Ok, confession time. Many people don’t know this about me, actually, I’ll say only my closest friends do; I am absolutely terrified of the ocean. it is a debilitating fear, sweaty palms, heavy breathing, absolute feeling of chaos. The idea of being surrounded by such vastness is my ultimate fear. The feeling of not know whats underneath you, and to the side of you, gives me shortness of breath. When i was a child; I dreamed in black and white. I had a re-occurring nightmare of swimming through the ocean surrounded my grey water and absolute silence; absolute calm, then, I see a wall of black in front of my, a swaying tangle of slippery, wet seaweed. Huge pillars of vegetation so tightly bound it looks almost impenetrable. I am pulled towards it regardless of my movements. Before i know it I am entangled so tightly in this house of black plants I start to get pulled to the bottom, and right as all the light began to fade from view, I would wake up covered in sweat. My photography is a way for me to deal with my fears, to turn something I am afraid of into a thing of beauty. I hope you enjoy.

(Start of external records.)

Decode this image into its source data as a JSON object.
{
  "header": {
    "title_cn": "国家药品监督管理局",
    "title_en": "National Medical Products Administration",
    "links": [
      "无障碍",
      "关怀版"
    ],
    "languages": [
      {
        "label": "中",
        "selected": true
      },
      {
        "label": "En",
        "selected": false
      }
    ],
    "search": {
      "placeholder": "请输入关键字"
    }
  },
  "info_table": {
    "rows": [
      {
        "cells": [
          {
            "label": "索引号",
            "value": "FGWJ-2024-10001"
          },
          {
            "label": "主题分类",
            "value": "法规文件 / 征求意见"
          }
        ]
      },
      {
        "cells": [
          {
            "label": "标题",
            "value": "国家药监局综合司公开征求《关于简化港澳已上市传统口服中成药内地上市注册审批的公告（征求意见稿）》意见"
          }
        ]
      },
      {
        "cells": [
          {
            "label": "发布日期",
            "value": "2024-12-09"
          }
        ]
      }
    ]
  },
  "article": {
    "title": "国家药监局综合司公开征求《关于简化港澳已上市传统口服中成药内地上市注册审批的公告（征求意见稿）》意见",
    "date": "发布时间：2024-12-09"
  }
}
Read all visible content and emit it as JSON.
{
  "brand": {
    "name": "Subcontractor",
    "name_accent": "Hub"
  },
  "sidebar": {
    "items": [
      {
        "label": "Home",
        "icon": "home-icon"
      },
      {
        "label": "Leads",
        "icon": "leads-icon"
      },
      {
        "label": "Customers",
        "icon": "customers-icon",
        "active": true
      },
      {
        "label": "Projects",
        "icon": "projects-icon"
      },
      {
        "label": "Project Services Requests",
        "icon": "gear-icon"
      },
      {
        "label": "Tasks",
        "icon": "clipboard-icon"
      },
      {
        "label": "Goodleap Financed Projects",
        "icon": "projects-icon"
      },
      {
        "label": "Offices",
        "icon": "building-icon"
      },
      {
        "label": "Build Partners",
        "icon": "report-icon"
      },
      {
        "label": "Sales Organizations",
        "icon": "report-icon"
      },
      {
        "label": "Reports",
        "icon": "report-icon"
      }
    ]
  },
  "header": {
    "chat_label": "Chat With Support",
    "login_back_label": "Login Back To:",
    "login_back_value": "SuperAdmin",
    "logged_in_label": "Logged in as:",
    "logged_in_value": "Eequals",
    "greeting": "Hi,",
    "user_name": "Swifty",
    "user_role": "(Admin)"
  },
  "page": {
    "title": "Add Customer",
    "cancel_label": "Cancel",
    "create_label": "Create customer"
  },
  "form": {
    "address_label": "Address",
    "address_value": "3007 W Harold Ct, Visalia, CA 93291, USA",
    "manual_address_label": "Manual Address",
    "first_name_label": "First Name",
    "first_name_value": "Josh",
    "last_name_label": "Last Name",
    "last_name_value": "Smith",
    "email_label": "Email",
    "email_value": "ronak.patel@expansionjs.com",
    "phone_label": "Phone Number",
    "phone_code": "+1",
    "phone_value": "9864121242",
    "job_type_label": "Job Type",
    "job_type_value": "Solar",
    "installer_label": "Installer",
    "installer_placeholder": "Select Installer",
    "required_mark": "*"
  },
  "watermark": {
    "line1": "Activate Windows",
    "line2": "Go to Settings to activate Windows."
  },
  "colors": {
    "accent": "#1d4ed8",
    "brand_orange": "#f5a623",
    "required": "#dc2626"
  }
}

This is a series I recently shot in the woods around Yosemite, at an old cabin known as “Jesse Ross” it’s one of the oldest known cabins settled in that region. Going up to my cabin, we would always stop there, and I would refuse to go in because my dad had told me of a beautiful witch that would roam around, picking up little children with her long bird like talons, I think this was just to scare me into not wandering out of sight. Anyways, these are a series of portraits dedicated to my beautiful forrest witch.
This is a film series I recently started on my last trip to Fort Tilden NY. The last time I showed these to a friend, she said “wow, these are so soft and pretty, and you’re so…. gross.”. This is true, I guess I always saw photography as a way to calm myself, not worry about being pissed all the time. These are the things I do, in between my white girl problems.